Varying from factual to ‘seat of the pants’. And everything in between.
But what is this thing we call ‘reality’?
The key word here being “we”, of course!
First of all, reality is a concept. Which covers everything we know it exists ‘out there’.
Mind you, not everything ’which exists out there’, only ‘what we know about’.
We know about how?
Here’s where things become really interesting.
Maturana says that we, humans, are the first animals able to ‘observe themselves observing’ – his definition of ‘self-awareness’.
We not only observe things, we’ve developed the ability to set them apart from us.
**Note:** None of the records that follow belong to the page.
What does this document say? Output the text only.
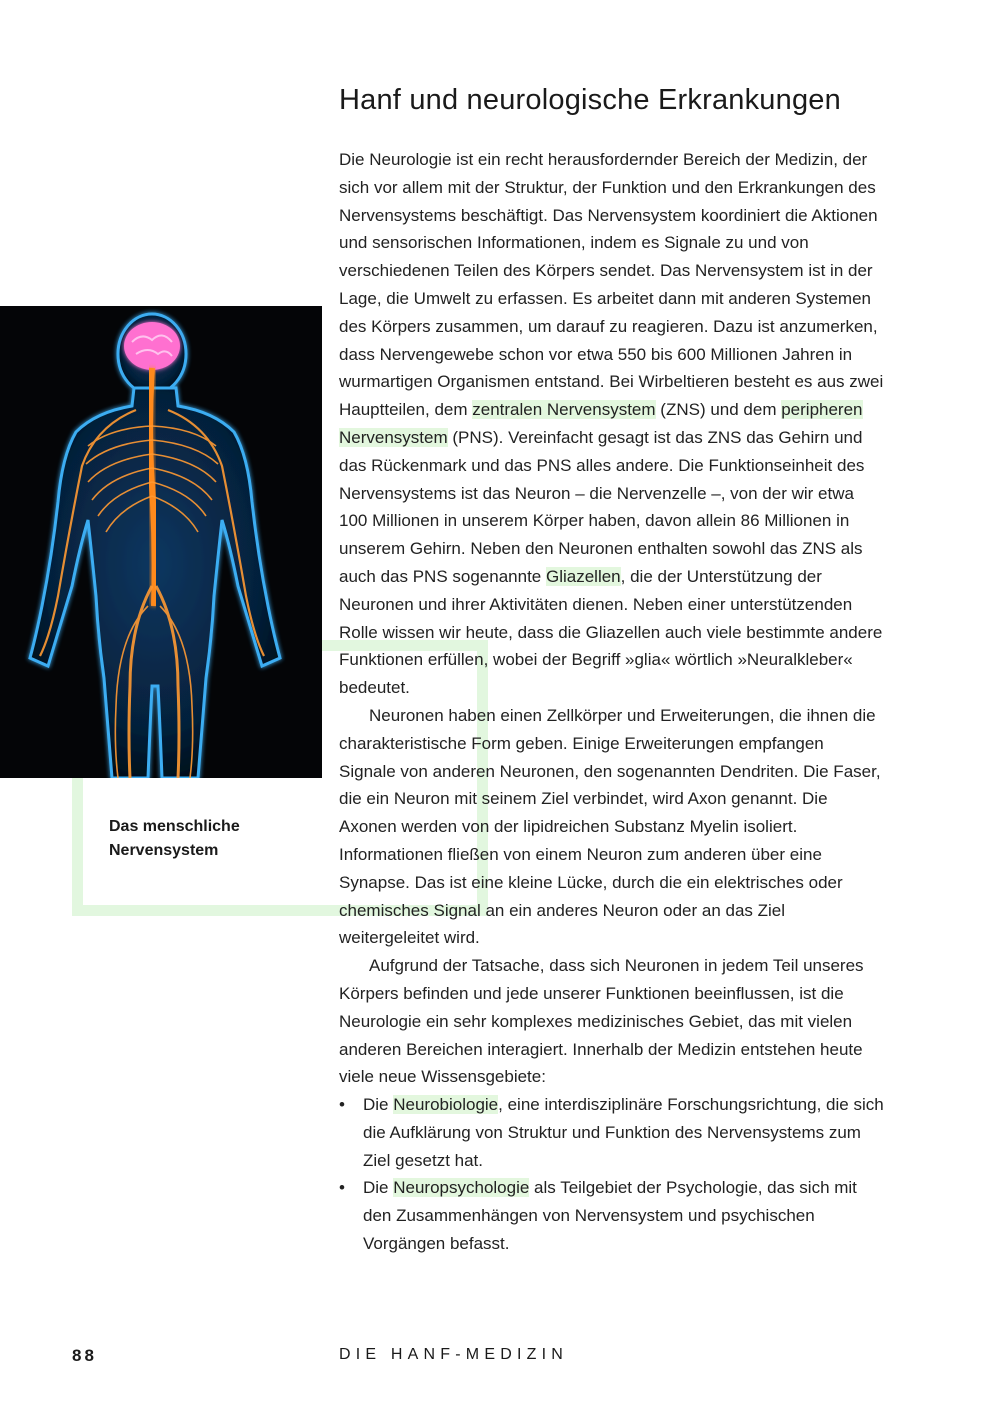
Das menschliche Nervensystem
Hanf und neurologische Erkrankungen

Die Neurologie ist ein recht herausfordernder Bereich der Medizin, der sich vor allem mit der Struktur, der Funktion und den Erkrankungen des Nervensystems beschäftigt. Das Nervensystem koordiniert die Aktionen und sensorischen Informationen, indem es Signale zu und von verschiedenen Teilen des Körpers sendet. Das Nervensystem ist in der Lage, die Umwelt zu erfassen. Es arbeitet dann mit anderen Systemen des Körpers zusammen, um darauf zu reagieren. Dazu ist anzumerken, dass Nervengewebe schon vor etwa 550 bis 600 Millionen Jahren in wurmartigen Organismen entstand. Bei Wirbeltieren besteht es aus zwei Hauptteilen, dem zentralen Nervensystem (ZNS) und dem peripheren Nervensystem (PNS). Vereinfacht gesagt ist das ZNS das Gehirn und das Rückenmark und das PNS alles andere. Die Funktionseinheit des Nervensystems ist das Neuron – die Nervenzelle –, von der wir etwa 100 Millionen in unserem Körper haben, davon allein 86 Millionen in unserem Gehirn. Neben den Neuronen enthalten sowohl das ZNS als auch das PNS sogenannte Gliazellen, die der Unterstützung der Neuronen und ihrer Aktivitäten dienen. Neben einer unterstützenden Rolle wissen wir heute, dass die Gliazellen auch viele bestimmte andere Funktionen erfüllen, wobei der Begriff »glia« wörtlich »Neuralkleber« bedeutet.

Neuronen haben einen Zellkörper und Erweiterungen, die ihnen die charakteristische Form geben. Einige Erweiterungen empfangen Signale von anderen Neuronen, den sogenannten Dendriten. Die Faser, die ein Neuron mit seinem Ziel verbindet, wird Axon genannt. Die Axonen werden von der lipidreichen Substanz Myelin isoliert. Informationen fließen von einem Neuron zum anderen über eine Synapse. Das ist eine kleine Lücke, durch die ein elektrisches oder chemisches Signal an ein anderes Neuron oder an das Ziel weitergeleitet wird.

Aufgrund der Tatsache, dass sich Neuronen in jedem Teil unseres Körpers befinden und jede unserer Funktionen beeinflussen, ist die Neurologie ein sehr komplexes medizinisches Gebiet, das mit vielen anderen Bereichen interagiert. Innerhalb der Medizin entstehen heute viele neue Wissensgebiete:

• Die Neurobiologie, eine interdisziplinäre Forschungsrichtung, die sich die Aufklärung von Struktur und Funktion des Nervensystems zum Ziel gesetzt hat.
• Die Neuropsychologie als Teilgebiet der Psychologie, das sich mit den Zusammenhängen von Nervensystem und psychischen Vorgängen befasst.
88	DIE HANF-MEDIZIN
To understand that ‘things’ are both separated from us and still connected to us.
Even this understanding of ours comes in various degrees.
Some of us behave as if there is no tomorrow while others have developed intricate thought systems which connect our past actions (a.k.a. ‘sins’) with our future (a.k.a. ‘redemption’).
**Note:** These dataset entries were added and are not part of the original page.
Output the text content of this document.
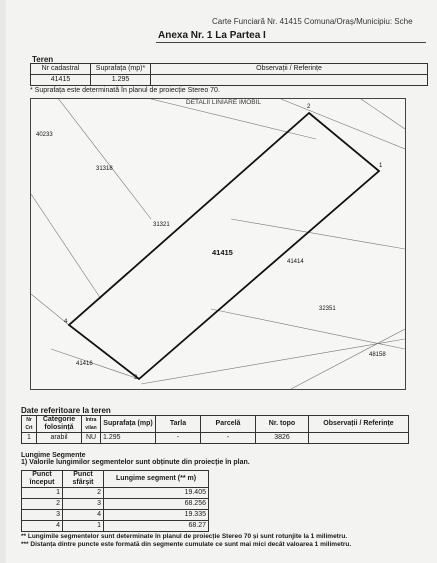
Carte Funciară Nr. 41415 Comuna/Oraș/Municipiu: Sche
Anexa Nr. 1 La Partea I
Teren
Nr cadastral	Suprafața (mp)*	Observații / Referințe
41415	1.295	
* Suprafața este determinată în planul de proiecție Stereo 70.
40233
31318
31321
41415
41414
32351
48158
41416
1
2
3
4
DETALII LINIARE IMOBIL
Date referitoare la teren
Nr Crt	Categorie folosință	Intra vilan	Suprafața (mp)	Tarla	Parcelă	Nr. topo	Observații / Referințe
1	arabil	NU	1.295	-	-	3826	
Lungime Segmente
1) Valorile lungimilor segmentelor sunt obținute din proiecție în plan.
Punct început	Punct sfârșit	Lungime segment (** m)
1	2	19.405
2	3	68.256
3	4	19.335
4	1	68.27
** Lungimile segmentelor sunt determinate în planul de proiecție Stereo 70 și sunt rotunjite la 1 milimetru.
*** Distanța dintre puncte este formată din segmente cumulate ce sunt mai mici decât valoarea 1 milimetru.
‘But most of the religious people base their faith on myths rather than facts!’
Well… myths are facts too.
Not in the sense that all the content of all myths had necessarily happened!
My point being that a story becomes a myth/fact as soon as enough people believe in it. Regardless of that story being a factual description of a real incident, an interpretation thereof or even the figment of somebody’s imagination.
Too much confusion… facts are no longer factual, reality is no longer real… everything is in a sort of limbo…
Yep. You’ve got the gist of it.
Our own consciousness has thrown us in limbo. Which, obviously, is yet another of our own inventions…
The funniest thing being that our consciousness hates being in limbo. And tries to explain everything it comes in contact with. Which explains why we have so many myths.
Now, if we want to explain the difference between the factual and the seat of the pants realities, we need to retrace the whole argument.
We have the ‘real’ reality – everything that exists out there, and the conceptual one. Everything that actually exists versus what we know it exists. Or it may exist.
What we know it exists can be further divided into things we think we have completely understood, things we ‘know’ but we still cannot fully explain and things which continue to baffle us.
For instance, we think we know everything there is to be known about internal combustion engines, we know when we are in love but we cannot explain ‘love’ and we are completely baffled by the callousness of some of our brethren.